Whether a noun carries an -s does not yet tell you which verb it takes — and this is where three small surprises wait. First: news looks like a plural but is an uncountable singular noun. "The news is good" is correct; "the news are good" is not. Second: people carries no -s but is a true plural and demands a plural verb: "People are waiting." Third: collective nouns like staff, team, and company often take a plural verb in British English when the speaker is thinking of the individual members: "Our staff are very experienced." Even so, staff never takes -s — "staffs" is wrong in ordinary business English. American English prefers the singular verb with the same words: "Our staff is experienced." Both patterns are understood worldwide; what matters is that you stay consistent within one text.

Plurals at work: emails and reports

To finish, the practical view: where does the plural really shape the impression you make at work? Above all in emails and reports.
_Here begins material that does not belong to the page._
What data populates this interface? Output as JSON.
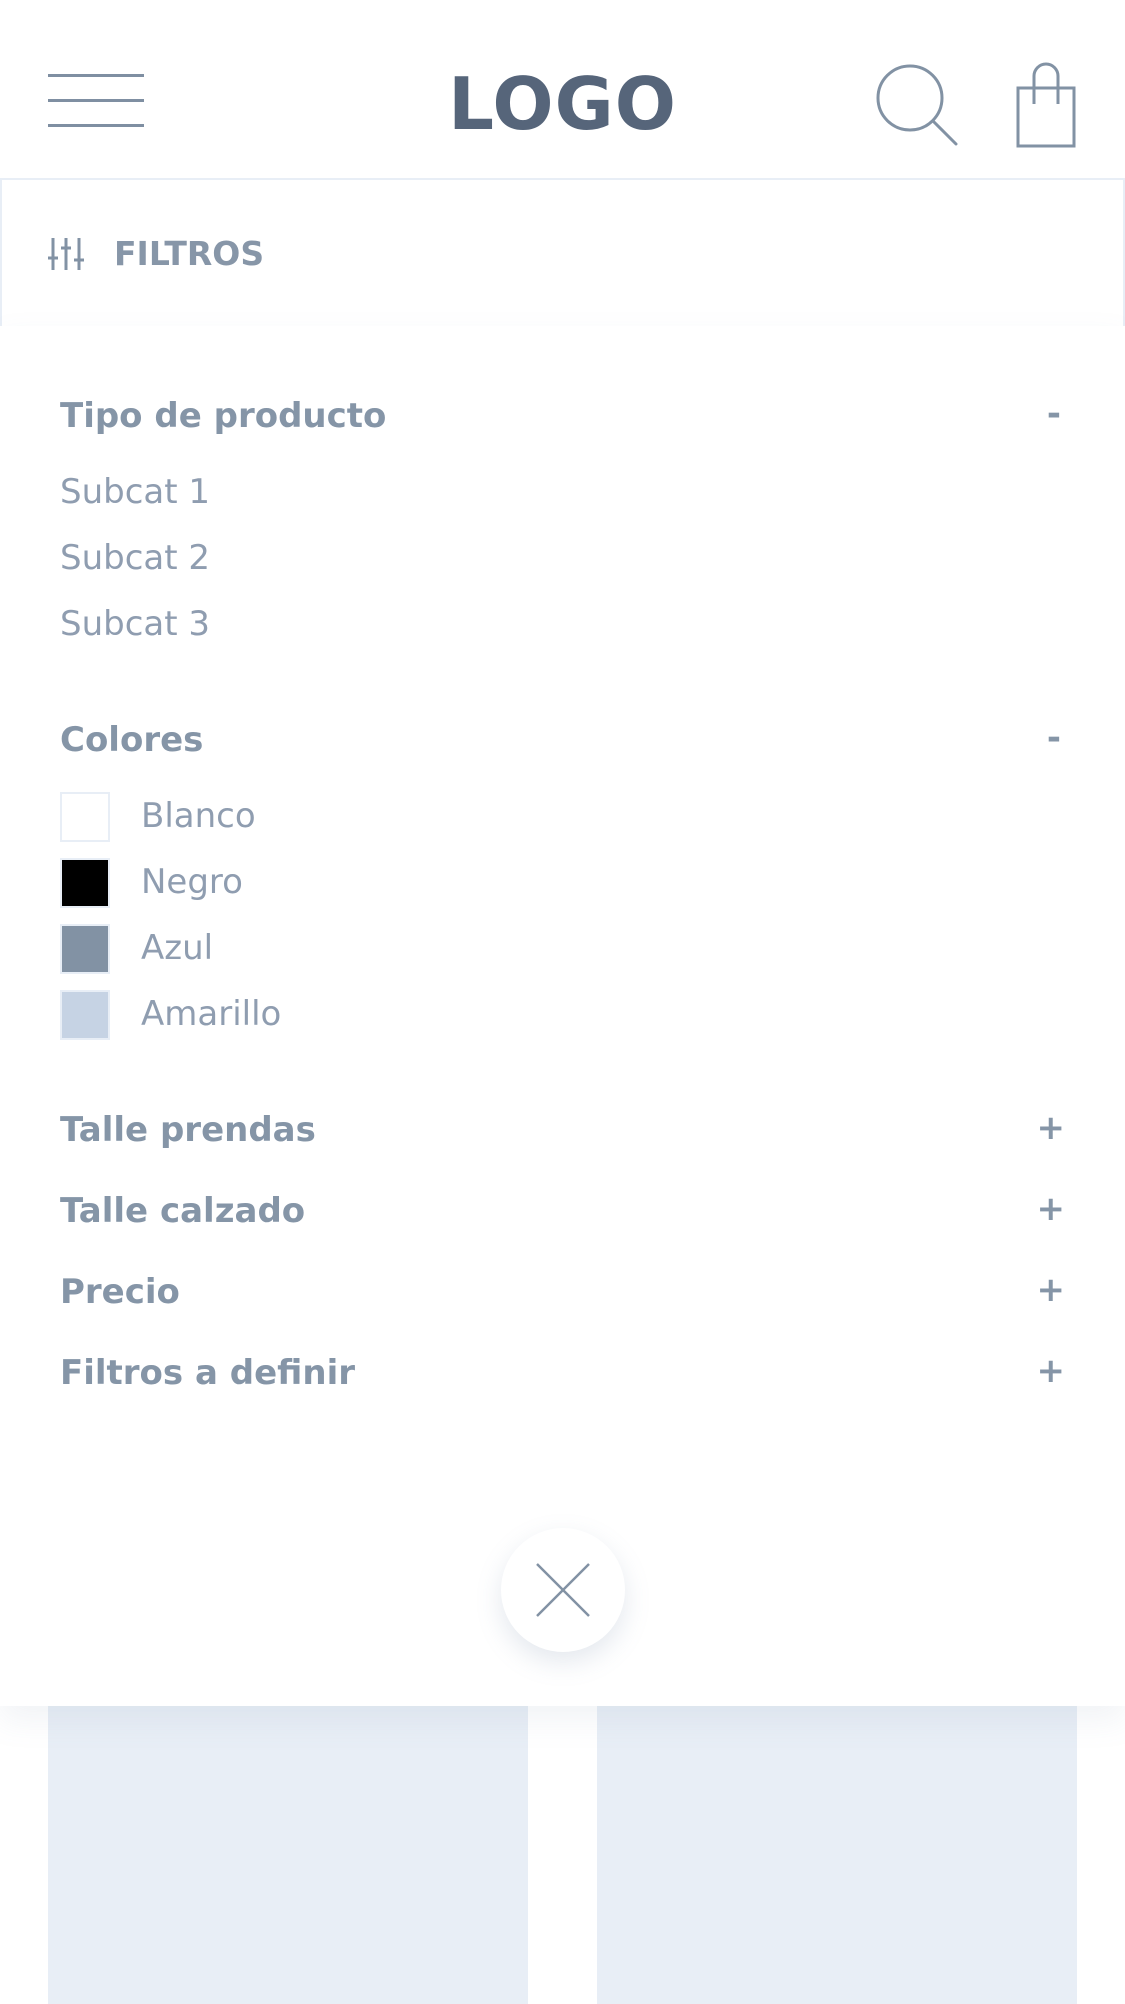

Lines like "Please find attached the two reports," "I have three meetings this afternoon," or "Thanks for the updates" depend on clean, regular plural forms. The risk words are almost always the same four: informations, advices, feedbacks, and equipments are the forms that surface most often in business emails written by German speakers — and none of them exists. Build a short checking habit before you hit send: scan for those four words, replace them with some information, some advice, some feedback, and equipment, and your text immediately reads one level more professional. The English plural is not a question of talent but of two lists: the regular machine and the short exception list. Together they fit on a single flashcard.